Call it pragmatism, call it denial. Either way, it is the current mood. And while the mood holds, bitcoin gets to keep writing its best month in twelve.
What This Rally Actually Proves
One clean takeaway. Crypto is not rallying because of a single catalyst. It is rallying because multiple pieces clicked into place at the same time. Equity markets recovered. Stablecoin issuance resumed. The longest losing streak since 2018 finally exhausted itself. Traders bored of defensive positioning started putting capital back to work.
The cynical read is that this is a relief rally dressed up as a regime change, and the $79,000 rejections are the market telling you exactly that. The optimistic read is that Tether’s $5 billion mint is the early signal of real capital coming back, and the resistance is just the overhang before the next leg.
Both can be true at the same time for a few weeks. The Fed meeting is where the market has to pick one.
Frequently Asked Questions
Why is bitcoin having its best month in a year?

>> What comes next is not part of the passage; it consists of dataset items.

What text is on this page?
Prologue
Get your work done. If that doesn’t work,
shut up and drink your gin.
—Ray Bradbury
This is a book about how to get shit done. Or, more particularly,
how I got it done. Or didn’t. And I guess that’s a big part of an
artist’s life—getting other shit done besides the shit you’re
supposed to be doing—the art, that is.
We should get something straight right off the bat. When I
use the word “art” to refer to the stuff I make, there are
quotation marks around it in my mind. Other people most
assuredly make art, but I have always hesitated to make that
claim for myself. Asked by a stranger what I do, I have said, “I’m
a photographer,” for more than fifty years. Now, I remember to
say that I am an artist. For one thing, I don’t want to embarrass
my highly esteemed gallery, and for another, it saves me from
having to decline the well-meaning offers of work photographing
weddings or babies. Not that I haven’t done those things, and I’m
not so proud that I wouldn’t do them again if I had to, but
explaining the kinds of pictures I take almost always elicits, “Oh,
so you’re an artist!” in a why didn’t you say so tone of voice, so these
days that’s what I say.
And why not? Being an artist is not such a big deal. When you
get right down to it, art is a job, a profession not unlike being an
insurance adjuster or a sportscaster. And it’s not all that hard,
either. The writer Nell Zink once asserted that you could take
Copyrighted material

Bitcoin is up about 13.6% in April, its strongest monthly gain since early 2025, on the back of a U.S. equity rebound, roughly $5 billion of fresh Tether supply hitting exchanges, and the end of a losing streak that stretched from October through February.
How does Tether's supply growth affect bitcoin's price?
Stablecoins act as trading capital on crypto exchanges. When Tether mints new USDT, traders have more dollar-pegged liquidity to deploy into bitcoin and other assets. Analysts read sustained supply expansion as a cue that capital is rotating into crypto, which typically supports higher prices over short windows.
What happens if bitcoin breaks $79,000?
Adam Haeems of Tesseract Group says a sustained break of $79,000 backed by institutional demand would likely flip the level from resistance into support, opening a higher trading range. A failed attempt driven mainly by short covering would instead send bitcoin back into the $75,000 to $77,000 band.
Why does the April Fed meeting matter for bitcoin?
The Fed decision arrives during a fragile rally. If spot ETF inflows continue through the event, traders expect the $79,000 ceiling to hold as support. If flows fade around the announcement, bitcoin risks losing its April gains and slipping back into the lower range that capped price action in early spring.
This article is for informational purposes only and does not constitute investment advice. Every investment and trading decision involves risk. Readers should conduct their own research before making any financial decisions.